Christine wasn’t as discreet. She looked behind again. “Leah,” she whispered. “It’s the man from the carriage. Not Trahern. He’s looking at you.”
“Yes, I know,” she answered, uncertain whether she wanted to turn around. “Lord Wriothesly.”
“You know him, then?”
“He—he was friends with my husband.”
“Oh. Well, he’s coming this way.”
Leah swallowed. Indeed, she could hear his footsteps, so sure and steady, purposeful. Only she had no idea why he would seek her out, not after he’d said he would never acknowledge her again.
“Good day,” he said.
Christine swung around to face him, bending in a low curtsy. “My lord.”
“And good day to you, Mrs. George. I’m not mistaken, am I? It is you?”
Leah slowly turned toward him, lifting her chin and her pride along with it. She didn’t bother to curtsy. “What do you want?”
Christine smothered a gasp.
Leah didn’t know what she expected Sebastian to do; she wanted to make him angry, or see him put on a show of arrogance at the public slight. Anything to keep him from witnessing the vulnerability that had suddenly surfaced upon hearing his voice, the pleasure that nearly stole her breath at seeing him again.

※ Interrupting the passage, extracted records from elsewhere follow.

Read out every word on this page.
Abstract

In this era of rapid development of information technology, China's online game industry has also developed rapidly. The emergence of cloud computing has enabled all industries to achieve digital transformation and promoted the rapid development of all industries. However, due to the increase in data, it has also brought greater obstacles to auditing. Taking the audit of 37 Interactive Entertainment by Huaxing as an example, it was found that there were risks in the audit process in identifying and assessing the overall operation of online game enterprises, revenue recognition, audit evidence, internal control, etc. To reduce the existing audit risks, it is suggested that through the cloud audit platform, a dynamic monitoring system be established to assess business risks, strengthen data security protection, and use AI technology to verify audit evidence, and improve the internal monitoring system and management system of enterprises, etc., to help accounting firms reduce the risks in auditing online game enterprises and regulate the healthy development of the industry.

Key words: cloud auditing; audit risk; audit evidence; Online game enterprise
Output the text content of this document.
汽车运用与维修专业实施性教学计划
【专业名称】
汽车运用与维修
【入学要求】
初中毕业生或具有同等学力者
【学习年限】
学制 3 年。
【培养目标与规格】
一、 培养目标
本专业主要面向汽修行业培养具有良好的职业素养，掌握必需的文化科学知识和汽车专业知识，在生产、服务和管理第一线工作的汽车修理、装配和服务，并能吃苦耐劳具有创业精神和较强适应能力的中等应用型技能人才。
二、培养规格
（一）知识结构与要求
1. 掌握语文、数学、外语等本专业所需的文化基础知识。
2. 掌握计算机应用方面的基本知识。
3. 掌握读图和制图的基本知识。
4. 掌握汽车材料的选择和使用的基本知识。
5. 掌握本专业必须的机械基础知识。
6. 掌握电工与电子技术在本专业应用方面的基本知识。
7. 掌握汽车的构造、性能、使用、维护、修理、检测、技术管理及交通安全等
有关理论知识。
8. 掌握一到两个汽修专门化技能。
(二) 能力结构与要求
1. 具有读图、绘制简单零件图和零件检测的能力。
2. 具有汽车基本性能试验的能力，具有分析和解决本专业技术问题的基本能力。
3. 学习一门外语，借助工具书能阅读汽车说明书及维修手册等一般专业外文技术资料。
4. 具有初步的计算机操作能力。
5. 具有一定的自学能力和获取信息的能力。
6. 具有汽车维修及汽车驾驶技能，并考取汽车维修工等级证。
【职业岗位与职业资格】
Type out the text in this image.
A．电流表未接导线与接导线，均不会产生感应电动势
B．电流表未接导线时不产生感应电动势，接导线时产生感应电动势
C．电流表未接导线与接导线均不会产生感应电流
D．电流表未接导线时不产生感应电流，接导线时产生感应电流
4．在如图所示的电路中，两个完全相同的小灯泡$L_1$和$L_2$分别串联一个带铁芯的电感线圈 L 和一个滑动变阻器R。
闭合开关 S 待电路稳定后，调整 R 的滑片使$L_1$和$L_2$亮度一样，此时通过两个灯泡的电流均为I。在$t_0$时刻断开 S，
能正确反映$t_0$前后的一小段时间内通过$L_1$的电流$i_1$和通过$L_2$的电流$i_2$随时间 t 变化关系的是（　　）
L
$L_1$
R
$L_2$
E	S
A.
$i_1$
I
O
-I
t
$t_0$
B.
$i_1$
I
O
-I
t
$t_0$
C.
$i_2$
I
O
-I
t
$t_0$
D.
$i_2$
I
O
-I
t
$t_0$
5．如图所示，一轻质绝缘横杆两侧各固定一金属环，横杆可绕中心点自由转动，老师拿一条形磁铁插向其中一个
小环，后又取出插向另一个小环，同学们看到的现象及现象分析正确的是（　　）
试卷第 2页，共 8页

Oh, but how she wanted to drown in his gaze, to bury herself against him as his green eyes roved over her face. He was handsome, terribly so, taller than she remembered and very well-dressed. The fine fit of his gray trousers and jacket, the silken cloth of his navy waistcoat, all served to remind her of the present differences in their stations. He was still a lord, an earl, but she was no longer a lady.
Leah glanced away. Surely he wouldn’t be able to see that she’d once been weak. That once she’d walked Minnie to the park across from his London town house and stood watching it for what seemed like hours. Knowing he wouldn’t be there, but wishing he was all the same.
“Mrs. George.”
She couldn’t help but look at him. She wanted him to treat her coldly, to give her a greater reason than the ones she’d created to dismiss him from her memory. But he had to be contrary. Instead of frowning or glaring at her, he smiled.
“I’d like to speak to you for a moment.” With a courteous nod at Christine, he added, “Privately.”
Leah crossed her arms. “You may speak now. But please make it short. We were headed for the shops.”
He inclined his head, his mouth still curved at the ends. “As you wish.” Then he stepped forward, took one of her hands, looked into her eyes, and said, “Mrs. George, would you please do me the honor of becoming my wife?”